American Bullsh*t

The Cast of American Hustle
“American Bullsh*t”

A Review of American Hustle by Nick Olszyk

MPAA Rating, R

USCCB Rating, O

Reel Review, Three Reels

Walking through an art gallery, con man Irving Rosenfeld (Christian Bale) points out a Rembrandt painting to FBI agent Richie DiMaso (Bradley Cooper) and proudly declares that it is fake. “That’s impossible,” Richie insists. “People believe what they want to believe,” Rosenfeld retorts. “The guy who made this was so good that it's real to everybody. Now who's the master, the painter or the forger?” It’s a stupid question: the painter is the master. However, in the world of 1970s moral confusion where both the law and the lawless lie for a living, it seems reasonable. American Hustle is an immensely entertaining and slick film that tries to show the life of forgery as glamorous and, if a bit unseemly, mostly harmless. However, like Irving’s terrible hairpiece, it cannot conceal the madness these characters have created. It’s a cautionary tale without much caution.

            As a child, when the Rosenfeld family glass business was suffering, young Irving took it upon himself to deliberately break windows all over town. Naturally, profit margins increased. Now in his 40s, he has both a successful string of dry cleaners and a secret enterprise dealing in fake art and bad loans. At a friend’s pool party, he meets the beautiful, mysterious, and exciting stripper/writer Sydney Prosser (Amy Adams); she is entranced by his double life and enthusiastically becomes his mistress/partner. Despite their considerable “skills,” they are eventually caught red handed by Richie who, recognizing their talent, enlists them in bringing down political corruption. The setup involves trapping a popular New Jersey mayor and several congressmen in a fake scheme involving large amounts of hush money from a Sheikh for renovating Atlantic City. Layer upon layer of crimes are uncovered, recovered, and uncovered again as the mob begins to get in on the deal with a terrific cameo by Robert de Niro. Soon, Richie falls in love with Sydney while Irving’s young, uncontrollable wife Roselyn (Jennifer Lawrence) begins to spill the beans. It’s a nightmare with no end in sight as everyone is conning anyone with everything to loose.

            Truth is essential because it allows humans to categorize the world properly. Without knowing the truth, it is impossible to make wise choices. Lies create chaos, distrust, and suffering. To a fairly limited degree, director David O. Russell shows how Irving’s deceptions have come back to haunt him and those he loves, but he also admires the con man for the cunning way he slips out of trouble time and time again. Rosenfeld justifies this behavior by claiming that everyone hustles to survive, but hustling involves not just lying but using people for selfish means. He justifies this to by claiming he only hustles bad people, but haven’t “all sinned and fallen short of the glory of God.”

One of the most painful elements of the film is the lack of penance. Irving’s active affair with Sydney is a good example. He clearly prefers her company to that of his wife yet tries also to keep a somewhat sane relationship with Roselyn for the sake of their son. Both women to make his deals work: Sydney cozying up to DiMaso and Roselyn charms the mayor’s wife and a mobster from Miami. Despite this cheating and quasi-pimping, he somehow manages to come out on good terms with both by the end. People are hurt, but it’s only temporary; even the mob gets a way out.
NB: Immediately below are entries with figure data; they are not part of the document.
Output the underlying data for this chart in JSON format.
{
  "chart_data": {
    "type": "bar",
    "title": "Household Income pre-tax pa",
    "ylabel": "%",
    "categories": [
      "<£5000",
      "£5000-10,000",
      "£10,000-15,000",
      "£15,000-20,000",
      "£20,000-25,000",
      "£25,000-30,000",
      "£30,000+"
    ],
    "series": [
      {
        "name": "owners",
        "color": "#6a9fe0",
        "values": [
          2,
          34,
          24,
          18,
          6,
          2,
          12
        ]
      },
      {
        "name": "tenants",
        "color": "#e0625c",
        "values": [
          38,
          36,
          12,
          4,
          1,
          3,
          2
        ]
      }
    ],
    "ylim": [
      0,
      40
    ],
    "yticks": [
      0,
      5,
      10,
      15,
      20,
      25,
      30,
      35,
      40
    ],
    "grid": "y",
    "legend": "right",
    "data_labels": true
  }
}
It’s a relief that everyone’s okay but unrealistic and distressing to see that such enormous fabrications have little repercussions.

            Behind all this mess, the truth about Hustle is really an ensemble of desperate characters that aren’t comfortable in their own skins. Everyone in the film wants to be someone more than who they are presently. Irving loves business and making deals but can’t find the kind of high rolling he desires in a small Jersey town. Sydney wants style, glamour, taking on personas, and having the admiration of people even if that means working as a stripper. They both enter the immoral life of hustling to fulfill these dreams and shine in their new roles, but it is a city in a dumpster, not on a hill (clearly a reference to the Bible, not New Jersey). It’s important to pursue dreams but in a positive, moral direction. If people give the loaves and fishes of their life to Jesus, he will multiply them a thousand fold.

            The original title of this film was American Bullsh*t, which is probably more accurate. Not only does everyone lie, they spin elaborate falsehoods and personalities so fantastical it bewilders others into believing them. In reality, this never works. Eventually the rain comes, and the house of sand comes a tumbling down. “The truth will set you free;” this simple phrase could have saved everyone a mountain of heartache. If you need any more proof of the film’s duplicity, what male would not be faithful to Jennifer Lawrence? Seriously.      
This article first appeared in Catholic World Report on January 28th, 2014.